Breedlove works undercover and rescues women and children, trapped in sex trafficking.  

"He knew that she was pregnant and was beating her in the abdomen area, and kicking her," Breedlove recalls. 

He has seen the faces of the victims, the battered and abused.  

"One of our victims had her face broken by her trafficker in seven places," he said. "He choked her out a couple of times."  

Breedlove said human trafficking is mobile and on the move. Brentwood, or any affluent community, is not immune. 

"They just basically travel a circuit around from city to city and we're just one of those stops along the way," says Breedlove.  

Along the interstate, including but not limited to Atlanta, Birmingham, Chattanooga, in Nashville and Brentwood, it's happening.

According to Breedlove, traffickers run women from place to place, a city where there's high demand, and a hotel that provides cover. 

"People are so surprised this would actually happen in Brentwood, Franklin, Williamson county," he says. 

Traffickers line up clients using the internet. The online options for underage, illegal sex are disturbing.  

"They will put out feelers in cities they're not even at. Depending on what the results are, how fast the texts and calls start coming in, that determines where they're going to go to next," Breedlove says. 

In the last two years Breedlove has led multiple stings at local hotels.  

He remembers one clearly. 

"The victim, the trafficker, and the other girl all came in on Megabus." 

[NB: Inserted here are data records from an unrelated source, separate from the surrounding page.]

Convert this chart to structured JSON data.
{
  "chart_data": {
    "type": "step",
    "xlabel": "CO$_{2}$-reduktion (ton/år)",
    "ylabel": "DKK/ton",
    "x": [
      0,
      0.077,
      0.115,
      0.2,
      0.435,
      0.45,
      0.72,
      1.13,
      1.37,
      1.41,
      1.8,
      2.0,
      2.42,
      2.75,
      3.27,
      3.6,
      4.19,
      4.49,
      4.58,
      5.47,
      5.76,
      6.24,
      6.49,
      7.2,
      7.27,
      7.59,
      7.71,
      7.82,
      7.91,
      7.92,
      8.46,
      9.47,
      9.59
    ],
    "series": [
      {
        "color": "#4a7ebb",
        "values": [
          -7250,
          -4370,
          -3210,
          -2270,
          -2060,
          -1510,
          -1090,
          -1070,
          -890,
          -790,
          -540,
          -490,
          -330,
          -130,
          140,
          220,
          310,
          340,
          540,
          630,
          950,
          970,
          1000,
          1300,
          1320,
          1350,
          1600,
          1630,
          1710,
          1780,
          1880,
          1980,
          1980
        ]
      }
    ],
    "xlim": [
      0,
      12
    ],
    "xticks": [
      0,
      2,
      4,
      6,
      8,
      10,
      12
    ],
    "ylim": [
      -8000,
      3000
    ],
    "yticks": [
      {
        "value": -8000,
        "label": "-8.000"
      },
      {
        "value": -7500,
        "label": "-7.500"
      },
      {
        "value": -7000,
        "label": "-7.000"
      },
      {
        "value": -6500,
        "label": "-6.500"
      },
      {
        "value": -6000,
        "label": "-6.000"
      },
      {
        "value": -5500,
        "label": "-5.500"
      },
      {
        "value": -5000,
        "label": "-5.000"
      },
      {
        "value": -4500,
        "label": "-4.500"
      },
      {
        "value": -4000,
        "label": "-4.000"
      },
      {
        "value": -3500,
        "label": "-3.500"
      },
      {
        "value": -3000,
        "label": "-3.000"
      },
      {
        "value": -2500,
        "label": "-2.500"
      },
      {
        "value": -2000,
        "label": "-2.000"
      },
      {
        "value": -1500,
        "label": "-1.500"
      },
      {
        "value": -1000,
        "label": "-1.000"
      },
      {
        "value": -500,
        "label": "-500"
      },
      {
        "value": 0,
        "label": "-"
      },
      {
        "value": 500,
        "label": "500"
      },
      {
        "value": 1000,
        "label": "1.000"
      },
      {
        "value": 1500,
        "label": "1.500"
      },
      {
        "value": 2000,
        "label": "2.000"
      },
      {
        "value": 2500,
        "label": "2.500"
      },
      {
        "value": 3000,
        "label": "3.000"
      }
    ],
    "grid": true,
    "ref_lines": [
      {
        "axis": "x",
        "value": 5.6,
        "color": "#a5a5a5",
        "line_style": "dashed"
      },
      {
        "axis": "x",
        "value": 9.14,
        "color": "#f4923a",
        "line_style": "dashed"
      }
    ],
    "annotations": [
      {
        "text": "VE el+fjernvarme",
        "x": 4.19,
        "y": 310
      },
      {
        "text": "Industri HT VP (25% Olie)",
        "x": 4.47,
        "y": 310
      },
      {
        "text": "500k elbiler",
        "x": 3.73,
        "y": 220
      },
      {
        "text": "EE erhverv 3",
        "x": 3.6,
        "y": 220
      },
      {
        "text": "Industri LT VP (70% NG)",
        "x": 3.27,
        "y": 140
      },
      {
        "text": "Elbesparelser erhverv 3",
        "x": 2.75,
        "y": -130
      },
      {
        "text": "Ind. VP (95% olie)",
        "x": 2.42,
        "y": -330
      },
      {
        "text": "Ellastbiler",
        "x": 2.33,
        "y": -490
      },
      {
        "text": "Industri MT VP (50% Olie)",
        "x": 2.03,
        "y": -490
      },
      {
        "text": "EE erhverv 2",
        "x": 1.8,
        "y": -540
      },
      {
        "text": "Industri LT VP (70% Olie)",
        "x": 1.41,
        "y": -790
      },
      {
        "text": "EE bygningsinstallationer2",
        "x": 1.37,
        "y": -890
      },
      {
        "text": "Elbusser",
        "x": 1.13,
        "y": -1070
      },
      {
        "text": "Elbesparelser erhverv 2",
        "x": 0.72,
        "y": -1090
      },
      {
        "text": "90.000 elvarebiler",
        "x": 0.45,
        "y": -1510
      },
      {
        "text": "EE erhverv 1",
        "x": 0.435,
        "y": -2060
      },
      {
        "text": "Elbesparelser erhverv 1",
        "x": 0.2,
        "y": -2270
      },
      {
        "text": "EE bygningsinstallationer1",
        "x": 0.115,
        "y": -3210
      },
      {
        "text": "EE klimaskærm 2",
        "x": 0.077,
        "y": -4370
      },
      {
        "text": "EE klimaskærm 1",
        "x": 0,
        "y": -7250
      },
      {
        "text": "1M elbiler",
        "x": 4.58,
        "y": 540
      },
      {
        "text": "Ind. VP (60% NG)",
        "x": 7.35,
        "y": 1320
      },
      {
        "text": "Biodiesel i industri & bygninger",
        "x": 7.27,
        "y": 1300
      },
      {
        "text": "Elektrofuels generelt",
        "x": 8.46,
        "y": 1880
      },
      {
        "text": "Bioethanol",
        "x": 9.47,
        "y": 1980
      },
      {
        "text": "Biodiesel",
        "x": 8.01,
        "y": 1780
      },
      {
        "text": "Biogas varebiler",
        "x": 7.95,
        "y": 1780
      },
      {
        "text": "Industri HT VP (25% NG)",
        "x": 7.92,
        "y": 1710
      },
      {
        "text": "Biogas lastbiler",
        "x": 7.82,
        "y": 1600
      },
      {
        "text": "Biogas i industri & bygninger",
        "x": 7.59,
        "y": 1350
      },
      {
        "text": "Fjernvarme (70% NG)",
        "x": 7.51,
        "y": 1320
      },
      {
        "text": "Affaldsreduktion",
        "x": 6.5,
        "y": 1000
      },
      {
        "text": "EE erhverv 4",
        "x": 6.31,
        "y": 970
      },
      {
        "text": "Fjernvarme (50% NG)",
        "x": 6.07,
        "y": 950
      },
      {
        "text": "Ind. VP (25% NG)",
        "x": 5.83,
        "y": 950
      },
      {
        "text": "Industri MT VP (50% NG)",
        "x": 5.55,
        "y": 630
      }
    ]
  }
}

They traveled from Atlanta, into Nashville, and then got another ride.  

"A Lyft or an Uber to Brentwood, to the hotel here," said Breedlove. 

His arrests have ended in the trafficking convictions of Eric Hamilton and Joseph Jeffries. Hamilton's trial and guilty verdict was the first of its kind in Williamson County.   

At the end of each day Breedlove said his focus is simple. 

"Our job is to root that out and stop it," he said.

And return the humanity to the women who need it so badly.   

"If you personalize it, than everyone of them becomes personal and you want to do your best to help them."